Consider a sequence $\alpha_1,\alpha_2,...$ of wffs. For each wff $\varphi$ let $\varphi^*$ be the result of replacing the sentence symbol $A_n$ by $\alpha_n$, for each $n$.
(a) Let $v$ be a truth assignment for the set of all sentence symbols; define $u$ to be the truth assignment for which $u(A_n)=\bar{v}(\alpha_n)$. Show that $\bar{u}(\varphi)=\bar{v}(\varphi^*)$. Use the induction principle.
(b) Show that if $\varphi$ is a tautology, then so is $\varphi^*$.
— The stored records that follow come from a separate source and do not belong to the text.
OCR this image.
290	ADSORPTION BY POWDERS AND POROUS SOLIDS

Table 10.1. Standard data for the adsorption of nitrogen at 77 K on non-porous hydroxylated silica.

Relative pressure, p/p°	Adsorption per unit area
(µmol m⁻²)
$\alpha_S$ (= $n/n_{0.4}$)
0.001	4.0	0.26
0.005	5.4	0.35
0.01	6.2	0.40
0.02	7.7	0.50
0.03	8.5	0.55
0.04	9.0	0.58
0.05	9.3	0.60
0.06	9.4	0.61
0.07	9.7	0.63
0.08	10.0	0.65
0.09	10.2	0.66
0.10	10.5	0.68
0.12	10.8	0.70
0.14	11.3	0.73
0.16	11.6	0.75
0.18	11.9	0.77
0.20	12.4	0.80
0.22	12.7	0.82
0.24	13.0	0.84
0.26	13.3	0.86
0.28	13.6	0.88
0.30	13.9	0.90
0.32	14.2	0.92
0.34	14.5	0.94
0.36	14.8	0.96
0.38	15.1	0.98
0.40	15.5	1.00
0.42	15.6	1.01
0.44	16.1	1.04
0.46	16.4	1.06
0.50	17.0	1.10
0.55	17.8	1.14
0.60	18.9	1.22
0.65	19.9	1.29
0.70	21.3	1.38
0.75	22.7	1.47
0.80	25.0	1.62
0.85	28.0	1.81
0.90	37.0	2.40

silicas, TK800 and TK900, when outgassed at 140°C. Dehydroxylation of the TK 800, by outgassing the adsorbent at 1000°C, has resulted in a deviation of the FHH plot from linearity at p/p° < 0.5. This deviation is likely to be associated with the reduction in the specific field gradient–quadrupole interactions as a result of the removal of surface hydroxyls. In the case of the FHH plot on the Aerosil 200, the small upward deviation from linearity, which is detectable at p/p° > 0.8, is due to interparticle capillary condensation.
Now, I got the part (a), but I can't induce part (b) from part (a), because of truth assignments for $\varphi^*$. Part (a) doesn't induce all truth assignments for $\varphi^*$, but only that for $\varphi$ and the corresponding $\bar{v}(\alpha_n)$. Is it enough to just care about $\bar{v}(\alpha_n)$'s to show $\varphi^*$ is a tautology?
Let $v$ an assignment whatever.
We have to consider the corresponding assignment $u$ such that $u (A_n)=\overline v(\alpha_n)$.
By the previous result: $\overline u(\varphi)=\overline v (\varphi^*)$.
But $\varphi$ is a tautology; thus, $\overline u(\varphi)= \text T$.